How deep did you cover this topic for your PhD?
I live and teach in Germany (and there are only two other publications similar to my topic), so obviously, I had to relocate to Korea to gather all the facts and get access to resources. It was tough and took me a few years – but it was very rewarding. I met wonderful people who helped me along the way, such as Pansori master Song Sun-Seop, Prof. Finchum-Sung and Prof. Sheen. And I had the chance to do my research at the Seoul National University and received funding by the DAADNRF and AKS – incredible experiences I'm grateful about.

What are you hobbies? How does that influence what you teach?
Well, that's an interesting question, because I've never thought about my hobbies influencing my way of teaching before. I'm passionate about photography, reading and writing – and of course my dogs, but they are not a „hobby“ ;) I also love everything about Scotland and Doctor Who! Photography is, in a way, similar to playing the violin, you need to practise, it makes you focus, while absorbing your surroundings. I believe that I have incorporated this into my teaching. I want my students to be interested and invested in the topic they choose. And, more importantly, to become better than me. That's the kind of teacher I want to be, to push my students, so they can surpass me.

What do you envision for your future plans?
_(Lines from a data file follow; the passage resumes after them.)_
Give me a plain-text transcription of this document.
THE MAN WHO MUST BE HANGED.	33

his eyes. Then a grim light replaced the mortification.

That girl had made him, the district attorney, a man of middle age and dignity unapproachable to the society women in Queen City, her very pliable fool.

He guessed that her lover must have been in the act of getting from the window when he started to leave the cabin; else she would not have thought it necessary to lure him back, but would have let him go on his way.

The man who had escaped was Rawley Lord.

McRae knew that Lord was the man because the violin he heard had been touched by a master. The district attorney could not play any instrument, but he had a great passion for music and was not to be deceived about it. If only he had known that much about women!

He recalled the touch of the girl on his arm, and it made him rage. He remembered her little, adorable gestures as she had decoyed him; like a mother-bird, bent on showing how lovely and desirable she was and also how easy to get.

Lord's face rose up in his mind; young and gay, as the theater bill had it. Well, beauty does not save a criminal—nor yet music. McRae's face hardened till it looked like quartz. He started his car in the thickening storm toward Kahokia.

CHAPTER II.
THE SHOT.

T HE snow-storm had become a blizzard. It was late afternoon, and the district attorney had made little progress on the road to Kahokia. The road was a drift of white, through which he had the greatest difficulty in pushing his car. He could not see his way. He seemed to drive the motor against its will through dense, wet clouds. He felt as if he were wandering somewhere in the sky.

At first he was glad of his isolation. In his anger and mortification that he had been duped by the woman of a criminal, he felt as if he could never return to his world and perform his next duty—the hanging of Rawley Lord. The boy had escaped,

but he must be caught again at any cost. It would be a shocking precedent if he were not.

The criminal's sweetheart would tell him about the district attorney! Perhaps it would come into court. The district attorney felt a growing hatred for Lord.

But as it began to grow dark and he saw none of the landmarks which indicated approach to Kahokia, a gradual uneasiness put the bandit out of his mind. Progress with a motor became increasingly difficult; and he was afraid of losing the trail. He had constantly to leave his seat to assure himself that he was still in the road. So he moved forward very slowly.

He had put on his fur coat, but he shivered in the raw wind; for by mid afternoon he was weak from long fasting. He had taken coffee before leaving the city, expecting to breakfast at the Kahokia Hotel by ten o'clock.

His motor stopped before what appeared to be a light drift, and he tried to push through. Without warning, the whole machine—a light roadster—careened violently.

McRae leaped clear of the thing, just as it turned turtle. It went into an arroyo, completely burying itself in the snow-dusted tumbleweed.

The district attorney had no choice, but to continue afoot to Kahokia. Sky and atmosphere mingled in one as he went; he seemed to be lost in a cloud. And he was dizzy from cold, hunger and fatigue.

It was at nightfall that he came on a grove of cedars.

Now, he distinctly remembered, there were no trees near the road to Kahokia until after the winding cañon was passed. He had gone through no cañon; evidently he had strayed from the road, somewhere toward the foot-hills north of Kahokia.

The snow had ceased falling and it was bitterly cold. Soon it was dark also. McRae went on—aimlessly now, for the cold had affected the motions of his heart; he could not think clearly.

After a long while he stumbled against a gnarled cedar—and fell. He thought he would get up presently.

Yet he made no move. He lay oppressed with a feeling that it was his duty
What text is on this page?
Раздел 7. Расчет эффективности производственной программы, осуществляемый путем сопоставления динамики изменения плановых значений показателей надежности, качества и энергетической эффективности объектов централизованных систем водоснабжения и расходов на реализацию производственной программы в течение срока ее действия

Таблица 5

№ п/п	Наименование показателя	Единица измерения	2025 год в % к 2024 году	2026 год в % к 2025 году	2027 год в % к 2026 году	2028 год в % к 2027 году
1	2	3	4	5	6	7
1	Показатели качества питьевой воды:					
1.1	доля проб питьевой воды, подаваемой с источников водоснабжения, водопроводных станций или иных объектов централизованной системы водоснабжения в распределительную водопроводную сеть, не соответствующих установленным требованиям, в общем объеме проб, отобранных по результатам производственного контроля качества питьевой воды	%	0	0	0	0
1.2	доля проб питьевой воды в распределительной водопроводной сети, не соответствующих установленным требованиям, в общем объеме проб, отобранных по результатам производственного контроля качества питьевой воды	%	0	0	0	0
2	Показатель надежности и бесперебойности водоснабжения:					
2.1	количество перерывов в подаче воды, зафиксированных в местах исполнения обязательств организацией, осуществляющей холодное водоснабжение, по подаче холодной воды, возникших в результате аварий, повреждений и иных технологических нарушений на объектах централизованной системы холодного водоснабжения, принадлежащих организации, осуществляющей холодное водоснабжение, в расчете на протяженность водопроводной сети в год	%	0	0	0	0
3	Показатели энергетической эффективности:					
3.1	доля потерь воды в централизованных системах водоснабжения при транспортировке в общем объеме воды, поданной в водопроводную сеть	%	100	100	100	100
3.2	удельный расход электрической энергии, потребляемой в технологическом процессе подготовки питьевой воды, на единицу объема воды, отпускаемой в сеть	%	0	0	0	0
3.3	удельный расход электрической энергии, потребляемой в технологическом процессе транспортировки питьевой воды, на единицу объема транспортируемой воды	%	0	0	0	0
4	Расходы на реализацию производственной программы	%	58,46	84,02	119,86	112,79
My immediate „future“ is: finishing my PhD thesis this year and publishing it in Germany. I'm publishing it in German, because like I said above, there are not enough publications in german language and I'd like to contribute to the change. I am currently teaching at the University of Music and Theatre Leipzig and I'd love to continue teaching, so I'm in the process of applying for postdoc and lecturing positions. Personally, I'd like to carve out some time to -finally!- visit Scotland. I have a weakness for men in kilts and red hair (and the highlands!).